Description
Ground Grade # 1 Beaver Castors, cured-Musk, Aphrodisiac-Pheremones.
This listing is for ground & cured Beaver Castors. Aged for two years. They are ready to tincture for incense or perfume.
They can be tinctured as-is in 95% alcohol to prepare Castoreum.
I prepared this ground Castor from the aged scent glands of Castor Canadensis, the North American Beaver. The sacs have been cured for overtwo years.
Ground Castor can be used in incense directly for a stunning and rich animalic scent reminiscent of Saffron.
Ground Castor can be tinctured in alcohol and macerated for 1 to 6 months, and then filtered for use in perfume and incense. I find the aroma of the maceration continues to evolve for at least 6 months. They are often tinctured at a ratio of 1 part Castors to 9 parts alcohol for a 10% tincture.
A Castor “Absolute” can be prepared by evaporating the alcohol from the Castor tincture.

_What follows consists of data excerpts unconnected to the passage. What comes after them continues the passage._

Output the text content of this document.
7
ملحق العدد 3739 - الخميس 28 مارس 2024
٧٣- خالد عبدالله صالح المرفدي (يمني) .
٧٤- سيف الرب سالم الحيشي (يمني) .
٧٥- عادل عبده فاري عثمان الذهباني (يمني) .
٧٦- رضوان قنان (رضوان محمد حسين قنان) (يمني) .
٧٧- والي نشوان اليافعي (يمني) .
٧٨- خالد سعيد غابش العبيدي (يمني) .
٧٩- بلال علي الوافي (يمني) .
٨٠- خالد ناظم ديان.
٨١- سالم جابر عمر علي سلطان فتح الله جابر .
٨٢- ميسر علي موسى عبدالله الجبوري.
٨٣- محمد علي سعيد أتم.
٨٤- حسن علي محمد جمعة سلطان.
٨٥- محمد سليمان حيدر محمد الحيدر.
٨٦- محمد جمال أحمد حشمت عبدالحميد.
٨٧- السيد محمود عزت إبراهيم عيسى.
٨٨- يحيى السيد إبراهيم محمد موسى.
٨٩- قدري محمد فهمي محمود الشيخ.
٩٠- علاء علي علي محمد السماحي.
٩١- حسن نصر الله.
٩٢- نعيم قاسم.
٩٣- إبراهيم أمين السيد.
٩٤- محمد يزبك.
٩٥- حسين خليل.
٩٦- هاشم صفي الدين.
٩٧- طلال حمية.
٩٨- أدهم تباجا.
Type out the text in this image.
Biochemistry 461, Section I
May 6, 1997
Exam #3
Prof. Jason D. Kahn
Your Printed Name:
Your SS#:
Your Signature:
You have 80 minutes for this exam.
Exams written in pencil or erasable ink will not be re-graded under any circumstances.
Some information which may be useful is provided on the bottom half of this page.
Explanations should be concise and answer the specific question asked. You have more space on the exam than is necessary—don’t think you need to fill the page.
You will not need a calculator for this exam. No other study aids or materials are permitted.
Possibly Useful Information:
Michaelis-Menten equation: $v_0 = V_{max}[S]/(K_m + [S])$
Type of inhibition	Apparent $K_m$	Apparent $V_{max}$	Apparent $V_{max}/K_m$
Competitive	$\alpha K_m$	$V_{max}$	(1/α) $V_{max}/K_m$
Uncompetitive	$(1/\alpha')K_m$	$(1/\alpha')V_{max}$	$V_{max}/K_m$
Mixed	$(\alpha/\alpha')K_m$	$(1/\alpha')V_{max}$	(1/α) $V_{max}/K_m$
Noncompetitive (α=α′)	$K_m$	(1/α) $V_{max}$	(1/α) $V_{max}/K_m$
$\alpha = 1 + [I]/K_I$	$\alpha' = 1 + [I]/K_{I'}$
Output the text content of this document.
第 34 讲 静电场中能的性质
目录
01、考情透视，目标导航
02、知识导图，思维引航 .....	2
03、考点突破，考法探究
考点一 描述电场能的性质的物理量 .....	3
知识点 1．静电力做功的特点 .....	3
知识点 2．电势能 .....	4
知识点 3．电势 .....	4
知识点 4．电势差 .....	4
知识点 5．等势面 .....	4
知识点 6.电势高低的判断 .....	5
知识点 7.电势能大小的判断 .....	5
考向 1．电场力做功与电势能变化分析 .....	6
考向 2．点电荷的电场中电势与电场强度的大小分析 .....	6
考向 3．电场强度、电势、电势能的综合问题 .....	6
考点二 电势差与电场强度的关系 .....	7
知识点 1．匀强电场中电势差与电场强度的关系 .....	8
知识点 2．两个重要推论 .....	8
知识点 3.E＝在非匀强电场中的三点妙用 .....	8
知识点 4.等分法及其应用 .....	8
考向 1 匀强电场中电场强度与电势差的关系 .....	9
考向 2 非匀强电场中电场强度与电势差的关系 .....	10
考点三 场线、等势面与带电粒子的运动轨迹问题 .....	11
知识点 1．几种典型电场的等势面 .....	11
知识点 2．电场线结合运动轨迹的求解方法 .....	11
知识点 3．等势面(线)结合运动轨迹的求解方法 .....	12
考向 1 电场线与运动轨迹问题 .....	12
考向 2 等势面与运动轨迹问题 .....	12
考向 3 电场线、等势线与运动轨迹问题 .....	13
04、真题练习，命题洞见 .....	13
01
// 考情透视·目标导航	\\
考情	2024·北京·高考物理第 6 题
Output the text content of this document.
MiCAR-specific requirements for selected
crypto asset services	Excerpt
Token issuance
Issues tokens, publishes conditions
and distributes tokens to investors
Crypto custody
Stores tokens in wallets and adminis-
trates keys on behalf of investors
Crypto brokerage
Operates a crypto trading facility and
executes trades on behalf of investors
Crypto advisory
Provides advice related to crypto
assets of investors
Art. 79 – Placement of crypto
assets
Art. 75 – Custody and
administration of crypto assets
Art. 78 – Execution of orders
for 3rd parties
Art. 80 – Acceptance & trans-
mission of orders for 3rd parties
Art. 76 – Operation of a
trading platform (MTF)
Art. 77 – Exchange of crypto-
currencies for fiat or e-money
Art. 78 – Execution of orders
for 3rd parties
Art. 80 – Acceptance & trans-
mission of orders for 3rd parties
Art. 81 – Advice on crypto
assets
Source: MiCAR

Castor sacs have been used for hundreds if not thousands of years in traditional medicine and fragrance arts. They are considered an aphrodisiac and an attractant to both genders. In traditional medicine systems, they were used as an anti-inflammatory, antipyretic, and to treat hormonal imbalances.
Both Beaver genders possess a pair of castor sacs and a pair of anal glands located in two cavities under the skin between the pelvis and the base of the tail. The castor sacs are not true glands (endocrine or exocrine) on a cellular level; hence references to these structures as preputial glands or castor glands are misnomers. (Wikipedia).
The scent drawn from the glands is rich, deep, leathery and woodsy, smokey and sultry. It is a base note and fixative in mainstream and natural perfumery.
Government agencies supervise Beaver trapping in Canada to limit the damage caused by beavers while maintaining a healthy ecosystem and animal population. Inhumane steel leg-hold traps are banned in Ontario and most other provinces.
Beavers are traditionally trapped for their valuable waterproof fur, not for their scent glands.
Beaver trapping has been an important part of many North American aboriginal cultures, where a reverence for nature and her animals is an integral part of traditional hunting and trapping practices.